Too often these books suggest that if we only follow the map laid out by the author then everything will change for the better. But it just never seems to, now does it. (And quite frankly, most of us forget what the writers have written scant hours after putting the book down.)
If you are an aspiring writer who longs to be published (and sell a few more than 99 copies of your book to your Mom), let me remind you that we are a people captivated by stories. Read the Gospels; Jesus draws us into God's meta-narrative through the stories he tells. (I'm always shocked at the dissonance between the view of an angry narcissistic God on the part of so many of my brethren and the Father describe by Jesus in the story of the Prodigal Son.) And we tend to remember stories - they are sticky. (Think of how many sermons you've heard where you can't recall the central point - but you can recall the illustrative stories.)
Brian McLaren, bête noire for the writers of the book I reviewed two south, established himself as a voice to be reckoned with, with his book, A New Kind of Christian. His "diabolical" thesis presented in a captivating fictional story.
The dangerous theological treatise, The Shack, was cleverly constructed as an engaging tale fooling millions of people into purchasing it - many of whom hadn't thought about a loving God in years, if ever.
C.S. Lewis, best known in popular culture for his Narnia series but whose primary focus in his professional life was as an expert on medieval English literature, used fiction to challenge, engage and entertain people whilst providing them with theological insight - The Screwtape Letters, The Great Divorce, Till We Have Faces.
Randy Alcorn, a contemporary writer, has written fiction that is full of theological truth but is also engaging and entertaining. The Kinnon family have enjoyed Randy's books, Deadline, Dominion and Safely Home.
All of these books sold well. People who might never pick up a true theological treatise were engaged with stories that told them about God - whether they realized it at a left-brain level or not.
And story-telling does not need to be fictional. Years ago I read Chuck Colson's Loving God, in a single sitting. The power of his writing had me in tears numerous times - as he told story after story of the lives of Christians who love God, often at great cost to themselves.
At Sundance this year, I sat with a friend who is well known Christian writer. He's a great story-teller. His deadline for his next book loomed in the not too distant future as we talked. I challenged him to consider writing it as fiction - using a few of the examples above. I wasn't successful for this book, but perhaps the next.
One of that writer's favourite films @ Sundance was The Cove, a documentary on the outrageously cruel slaughtering of dolphins.

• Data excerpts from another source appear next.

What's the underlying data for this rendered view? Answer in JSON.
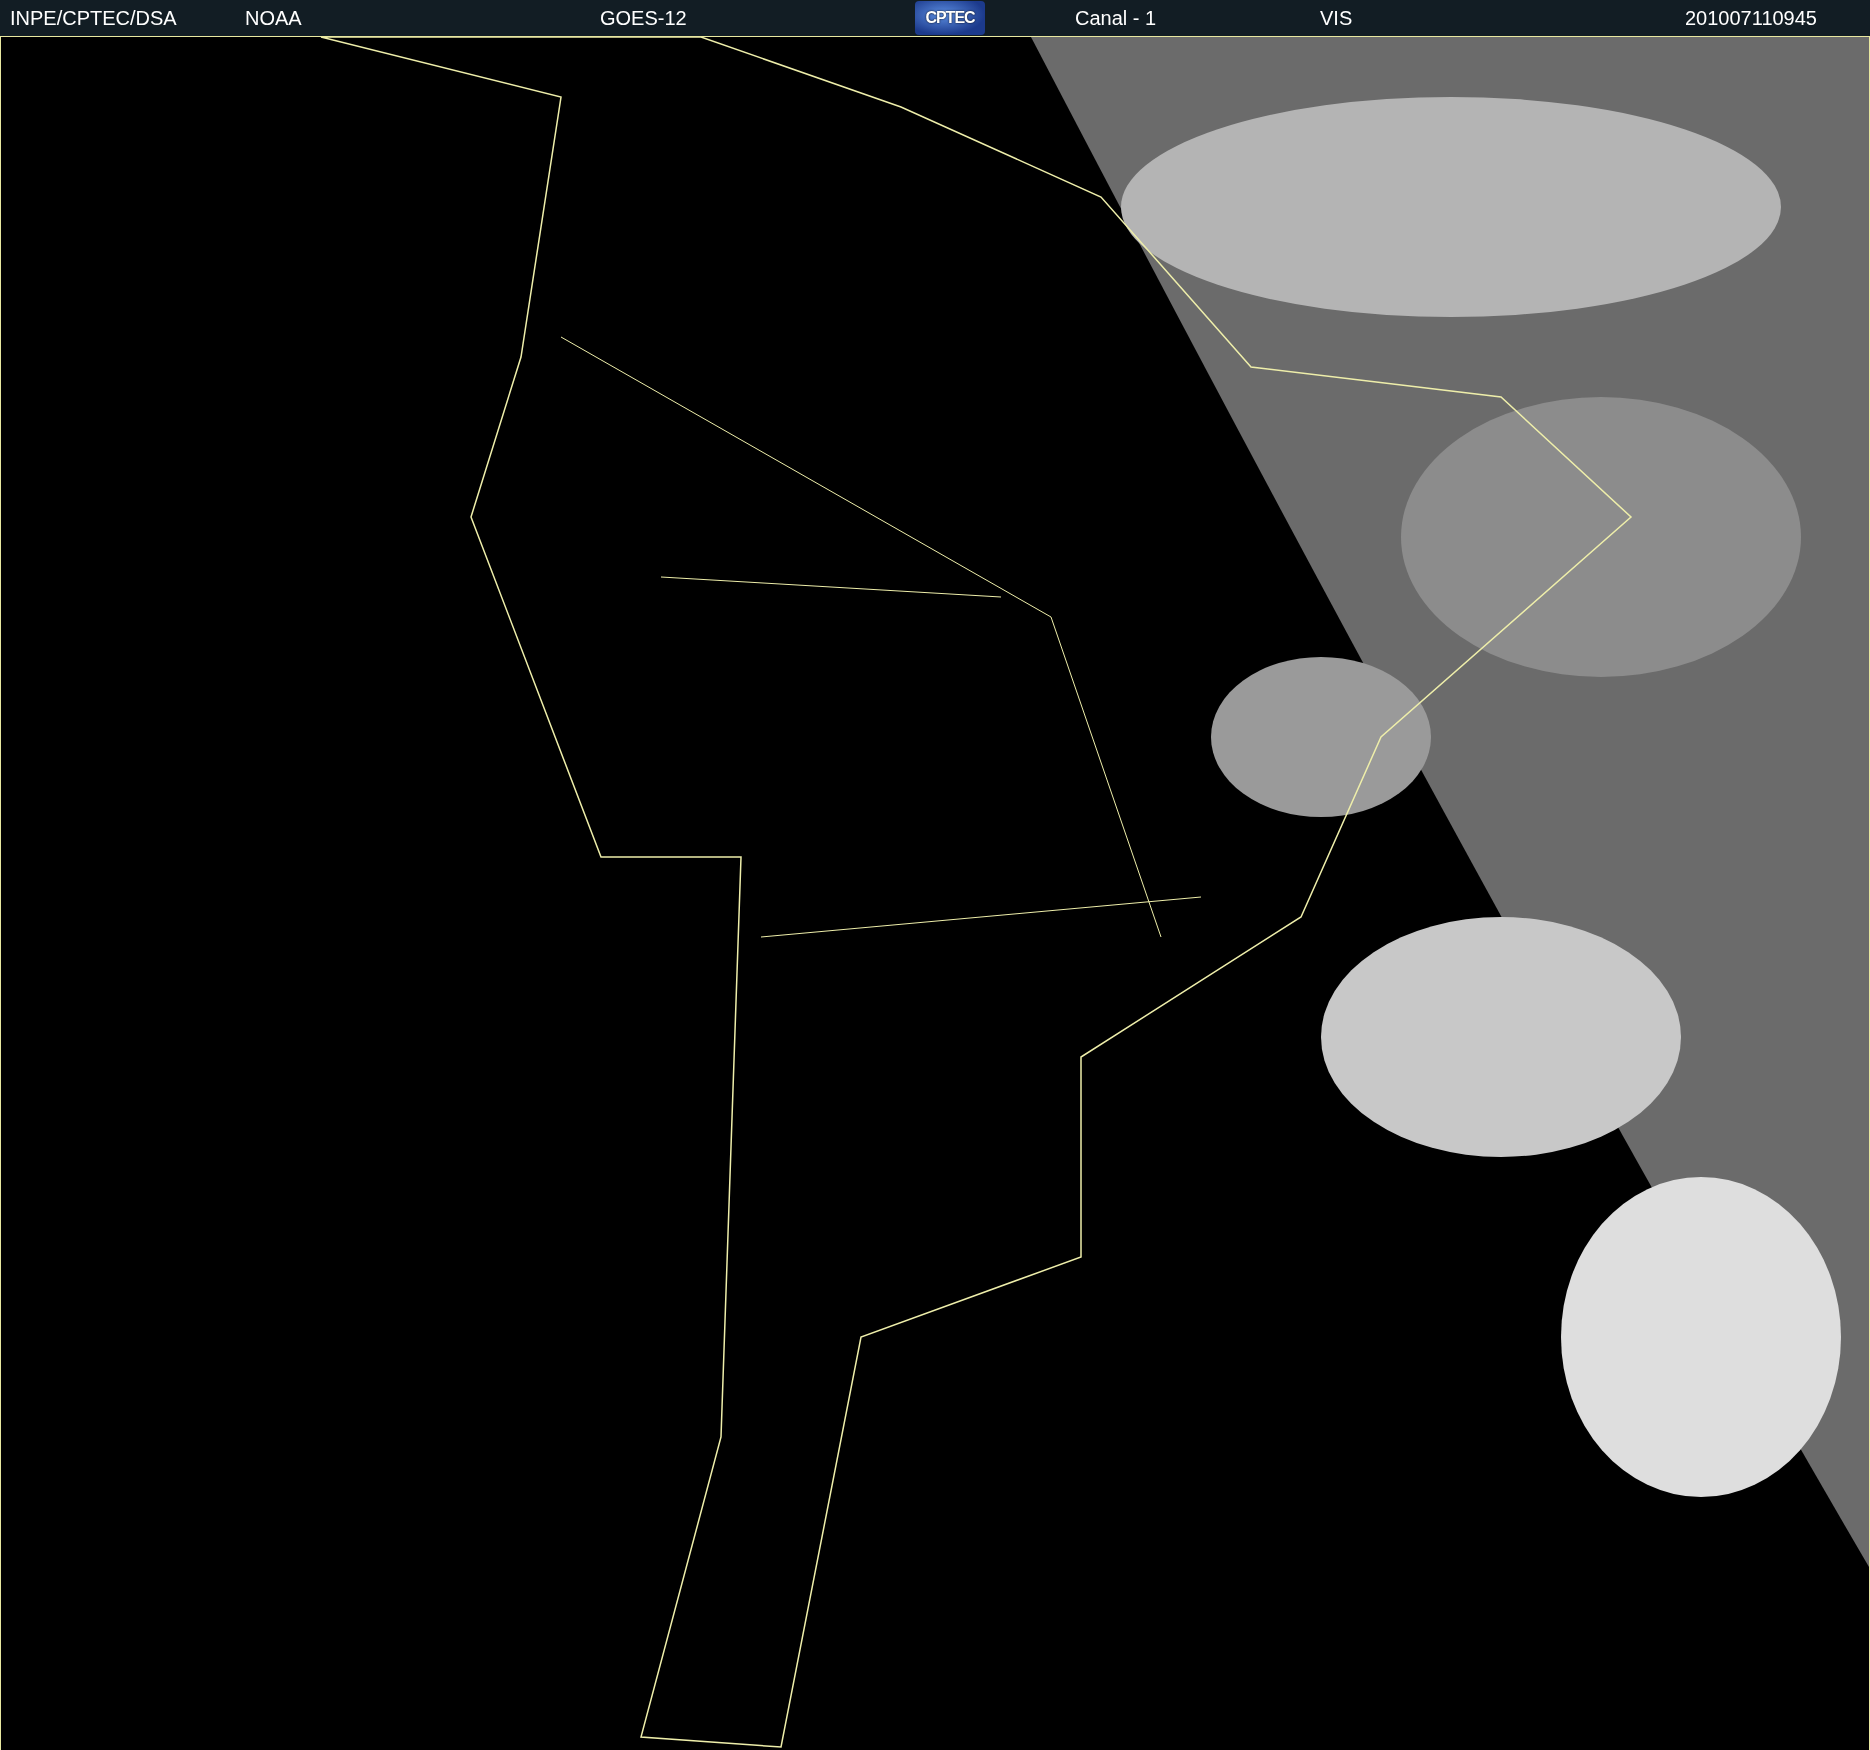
{
  "header": {
    "items": [
      {
        "kind": "text",
        "text": "INPE/CPTEC/DSA"
      },
      {
        "kind": "text",
        "text": "NOAA"
      },
      {
        "kind": "text",
        "text": "GOES-12"
      },
      {
        "kind": "logo",
        "text": "CPTEC"
      },
      {
        "kind": "text",
        "text": "Canal - 1"
      },
      {
        "kind": "text",
        "text": "VIS"
      },
      {
        "kind": "text",
        "text": "201007110945"
      }
    ]
  }
}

This documentary is told with the pacing and storytelling of a blockbuster - the message delivered as an edge-of-the-seat thriller. People will remember this story.
Let me end my disjointed ramblings by suggesting that here at this lonely node pumping pixels at the edge of the interwebs, I'd really rather you told me a great story. Please quit attempting to force feed me your opinions, prognostications, facts and figures - or "rubbish" as Andrew succinctly stated.
I will have hopefully more coherent thoughts on this in the not too distant future - with some choice words for publishers. (And yes, I'm busy writing a novel, in case you were wondering.)